Fazer música em conjunto para tocar em pequenas salas de concerto, é uma atividade presente na vida daquele que se dedica à flauta doce. Quando esta atividade torna-se profissional, significa que seus integrantes compreendem que a flauta doce é um instrumento musical genial por duas razões: a sonoridade individual de cada instrumento é facilmente distinguível e, ainda assim, combina perfeitamente com a dos outros instrumentos da mesma família. Assim é a flauta doce. Um instrumento aparentemente simples que proporciona a execução de textos musicais complexos de maneira sublime.

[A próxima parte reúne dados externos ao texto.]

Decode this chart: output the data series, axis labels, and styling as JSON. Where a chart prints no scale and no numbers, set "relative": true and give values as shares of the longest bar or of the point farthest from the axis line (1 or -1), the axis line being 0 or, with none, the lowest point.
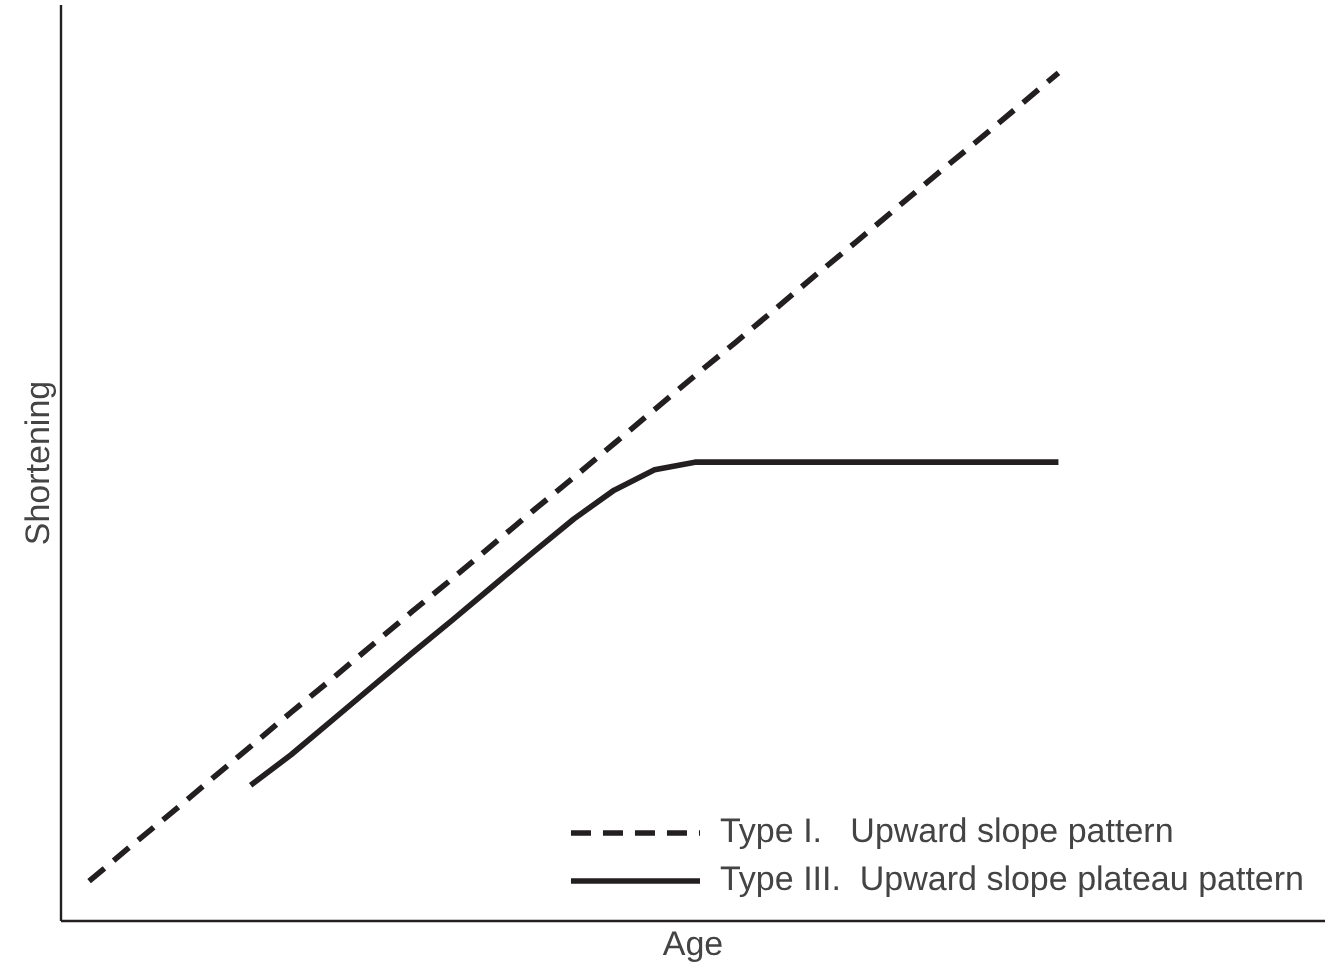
{
  "chart_data": {
    "type": "line",
    "relative": true,
    "xlabel": "Age",
    "ylabel": "Shortening",
    "legend": "bottom right",
    "marker": "none",
    "categories": [
      null,
      null,
      null,
      null,
      null,
      null,
      null,
      null,
      null,
      null,
      null,
      null,
      null,
      null,
      null,
      null,
      null,
      null,
      null,
      null,
      null,
      null,
      null,
      null,
      null
    ],
    "series": [
      {
        "name": "Type I.   Upward slope pattern",
        "color": "#231f20",
        "line_style": "dashed",
        "values": [
          0.047,
          0.087,
          0.126,
          0.166,
          0.206,
          0.246,
          0.285,
          0.325,
          0.365,
          0.404,
          0.444,
          0.484,
          0.523,
          0.563,
          0.603,
          0.643,
          0.682,
          0.722,
          0.762,
          0.801,
          0.841,
          0.881,
          0.92,
          0.96,
          1.0
        ]
      },
      {
        "name": "Type III.  Upward slope plateau pattern",
        "color": "#231f20",
        "line_style": "solid",
        "values": [
          null,
          null,
          null,
          null,
          0.16,
          0.196,
          0.236,
          0.276,
          0.316,
          0.355,
          0.395,
          0.435,
          0.474,
          0.508,
          0.532,
          0.541,
          0.541,
          0.541,
          0.541,
          0.541,
          0.541,
          0.541,
          0.541,
          0.541,
          0.541
        ]
      }
    ]
  }
}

O CD A Arte da Fuga demonstra o completo domínio de Bach, da mais complexa forma de expressão musical dentro da música erudita (o contraponto), e o completo domínio do Quinta Essentia quarteto da arte de fazer música com flautas doces.

J. S. Bach (1685 – 1750) A Arte da Fuga (1749) – BWV 1080
Contrapunctus 1
Contrapunctus 3
Contrapunctus 2
Contrapunctus 4
Canon in Hypodiapason – alla ottava
Contrapunctus 5
Contrapunctus 6
Contrapunctus 7
Canon in Hypodiatessaron al roversio e per augmentationem
Contrapunctus 8, a 3
Contrapunctus 9, a 4 alla Duodecima
Contrapunctus 10, a 4 alla Decima
Contrapunctus 11, a 4
Canon per augmentationem in Contrario Motu
Contrapunctus 12, a 4: rectus
Contrapunctus 12, a 4: inversus
Canon alla Decima – Contrapunto alla terza
Contrapunctus 13, a 3: rectus
Contrapunctus 13, a 3: inversus
Canon alla Duodecima in Contrapunto alla Quinta
Contrapunctus 14 a 3 soggetti
total: 81’41”

“Primeiro, uma versão apaixonante de A Arte da Fuga, o monumento de 14 fugas e cinco cânones sobre um só tema deixados por Bach sem nenhuma indicação de instrumentação, com o quarteto de flautas doces Quinta Essentia. É seu terceiro CD em dez anos de existência, e atestado de maturidade e afirmação internacional, pois foi gravado para o selo ARS, em Hamburgo, Alemanha. Eles trabalham com instrumentos históricos, de época, ou réplicas, “porque oferecem mais contrastes (…) maior variedade na sonoridade, rica em contrastes, com maior número de instrumentos”. O resultado é arrebatador.”